No final da manhã desta segunda-feira (6), a Advocacia Geral da União (AGU) conseguiu junto ao Tribunal Regional Federal do Rio de Janeiro decisão favorável que derrubou a liminar [concedida no domingo,5) que havia suspendido realização da assembleia de Furnas.
À tarde, Furnas obteve aval da maioria dos credores debenturistas para conduzir um aporte de R$ 1,58 bilhão em Madeira Energia (Mesa), que controla a Usina Hidrelétrica Santo Antônio, evitando a suspensão do processo de privatização da Eletrobras, cuja precificação está marcada para a quinta-feira (9).

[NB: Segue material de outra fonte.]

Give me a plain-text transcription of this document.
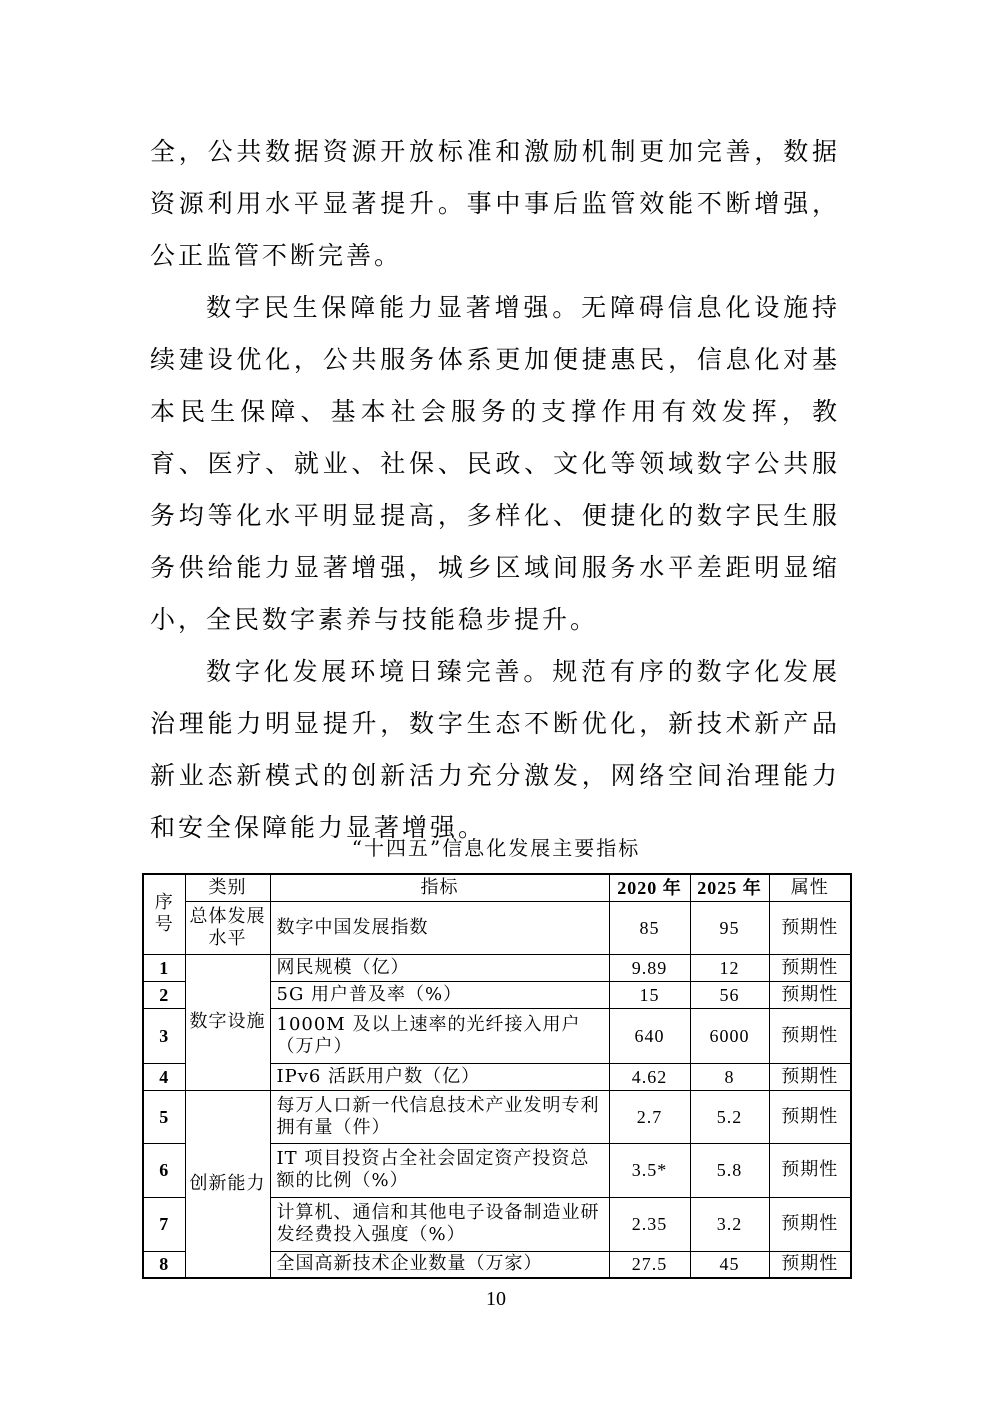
全，公共数据资源开放标准和激励机制更加完善，数据资源利用水平显著提升。事中事后监管效能不断增强，公正监管不断完善。

数字民生保障能力显著增强。无障碍信息化设施持续建设优化，公共服务体系更加便捷惠民，信息化对基本民生保障、基本社会服务的支撑作用有效发挥，教育、医疗、就业、社保、民政、文化等领域数字公共服务均等化水平明显提高，多样化、便捷化的数字民生服务供给能力显著增强，城乡区域间服务水平差距明显缩小，全民数字素养与技能稳步提升。

数字化发展环境日臻完善。规范有序的数字化发展治理能力明显提升，数字生态不断优化，新技术新产品新业态新模式的创新活力充分激发，网络空间治理能力和安全保障能力显著增强。

“十四五”信息化发展主要指标
序号	类别	指标	2020 年	2025 年	属性
	总体发展水平	数字中国发展指数	85	95	预期性
1	数字设施	网民规模（亿）	9.89	12	预期性
2		5G 用户普及率（%）	15	56	预期性
3		1000M 及以上速率的光纤接入用户（万户）	640	6000	预期性
4		IPv6 活跃用户数（亿）	4.62	8	预期性
5	创新能力	每万人口新一代信息技术产业发明专利拥有量（件）	2.7	5.2	预期性
6		IT 项目投资占全社会固定资产投资总额的比例（%）	3.5*	5.8	预期性
7		计算机、通信和其他电子设备制造业研发经费投入强度（%）	2.35	3.2	预期性
8		全国高新技术企业数量（万家）	27.5	45	预期性
10
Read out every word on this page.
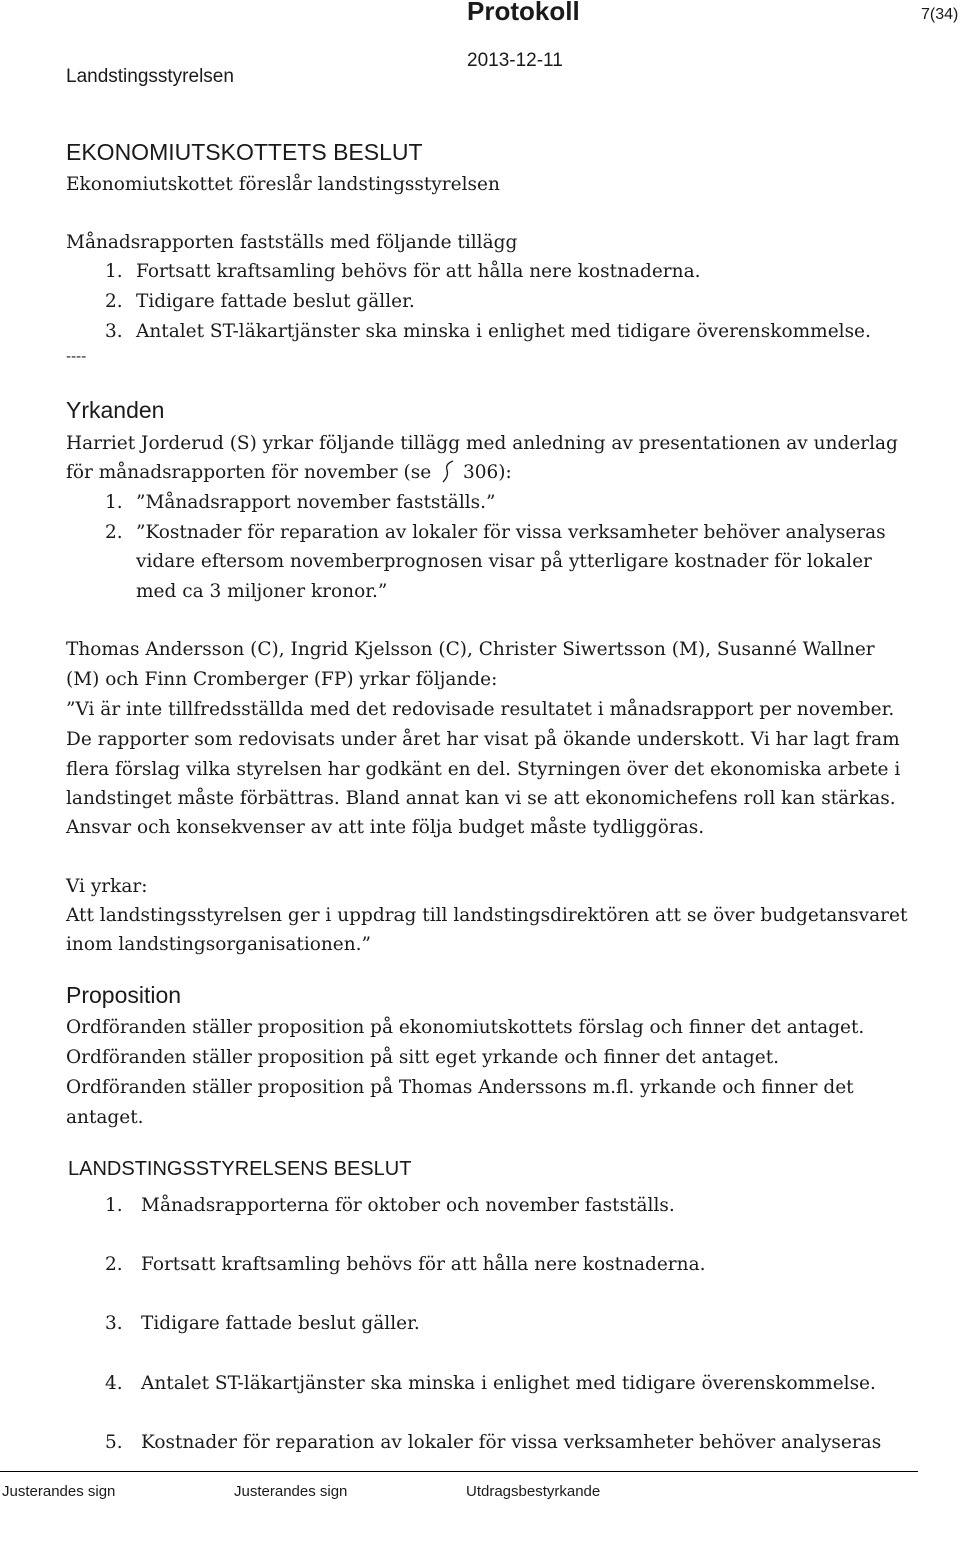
Protokoll	7(34)
Landstingsstyrelsen
2013-12-11
EKONOMIUTSKOTTETS BESLUT
Ekonomiutskottet föreslår landstingsstyrelsen
Månadsrapporten fastställs med följande tillägg
1. Fortsatt kraftsamling behövs för att hålla nere kostnaderna.
2. Tidigare fattade beslut gäller.
3. Antalet ST-läkartjänster ska minska i enlighet med tidigare överenskommelse.
----
Yrkanden
Harriet Jorderud (S) yrkar följande tillägg med anledning av presentationen av underlag
för månadsrapporten för november (se 306):
1. ”Månadsrapport november fastställs.”
2. ”Kostnader för reparation av lokaler för vissa verksamheter behöver analyseras
vidare eftersom novemberprognosen visar på ytterligare kostnader för lokaler
med ca 3 miljoner kronor.”
Thomas Andersson (C), Ingrid Kjelsson (C), Christer Siwertsson (M), Susanné Wallner
(M) och Finn Cromberger (FP) yrkar följande:
”Vi är inte tillfredsställda med det redovisade resultatet i månadsrapport per november.
De rapporter som redovisats under året har visat på ökande underskott. Vi har lagt fram
flera förslag vilka styrelsen har godkänt en del. Styrningen över det ekonomiska arbete i
landstinget måste förbättras. Bland annat kan vi se att ekonomichefens roll kan stärkas.
Ansvar och konsekvenser av att inte följa budget måste tydliggöras.
Vi yrkar:
Att landstingsstyrelsen ger i uppdrag till landstingsdirektören att se över budgetansvaret
inom landstingsorganisationen.”
Proposition
Ordföranden ställer proposition på ekonomiutskottets förslag och finner det antaget.
Ordföranden ställer proposition på sitt eget yrkande och finner det antaget.
Ordföranden ställer proposition på Thomas Anderssons m.fl. yrkande och finner det
antaget.
LANDSTINGSSTYRELSENS BESLUT
1. Månadsrapporterna för oktober och november fastställs.
2. Fortsatt kraftsamling behövs för att hålla nere kostnaderna.
3. Tidigare fattade beslut gäller.
4. Antalet ST-läkartjänster ska minska i enlighet med tidigare överenskommelse.
5. Kostnader för reparation av lokaler för vissa verksamheter behöver analyseras
Justerandes sign	Justerandes sign	Utdragsbestyrkande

Sem eletricidade barata não se tem desenvolvimento
“O processo para privatizar a Eletrobras é uma condenação do projeto nacional de desenvolvimento do país”, afirmou a economista durante a entrevista aos âncoras do ICL Notícias, Eduardo Moreira e Xico Sá.
Ela vê a empresa como um pilar estruturante da industrialização brasileira e do futuro do país: “privatizar a Eletrobras é condenar um projeto de futuro. Porque qualquer que seja a política industrial, qualquer que seja o ponto de vista de alavancagem, ou de incentivo à indústria, é preciso energia e a um custo barato”.
Também para a economista é essencial ter a Eletrobras e seus ativos, que são monopólios naturais, para desenvolver o projeto nacional, e lembrou que nenhum país que é soberano abre mão de suas empresas do setor elétrico. No mundo, das 50 maiores empresas de energia, cerca de 70% são estatais.
A centralização da Eletrobras é o que permite, por exemplo, a gestão inteligente e eficiente das diferentes bacias hidrográficas, com atenção às deficiências regionais, algo que se perde com a fragmentação. “Com a privatização, acaba-se com o aproveitamento eficiente dos recursos naturais, porque temos várias usinas ao longo do mesmo rio. Se a gestão não for feita de forma coordenada, a usina que está na cabeceira do rio vai primeiro encher seu reservatório e só depois liberar água para o próximo, e assim por diante. Será uma operação completamente sem otimização, só com o objetivo de aumentar a lucratividade, sem respeitar a necessidade de controle dos reservatórios”, explicou.
Outra questão que se soma ao objetivo principal do lucro, ao se privatizar a Eletrobras, é a opacidade do responsável pela empresa. “A venda das ações é feita a um fundo, mas que não se consegue identificar as pessoas que estão nesse fundo”, ressalta Clarice. Ela exemplifica com o caso do estado do Amapá que, em 2020, ficou praticamente um mês sem energia elétrica: “até hoje não sabemos o nome do responsável. Fala-se que é um fundo”.
“A privatização é um conjunto preservo. Somente a empresa estatal cumpre a função social, que é manter o preço, prover a energia em abundância e a universalização do acesso”, resumiu Clarice Ferraz.
Clarice Ferraz é economista, professora da UFRJ, com Mestrado em Energia pela EPFL; Mestrado em Administração Pública e doutorado em Ciências Econômicas e Sociais pela Universidade de Genebra e pós-Doutorado pelo Instituto de Economia da UFRJ. Também é pesquisadora Associada do Grupo de Economia de Energia do Instituto de Economia da UFRJ e diretora do Instituto Ilumina.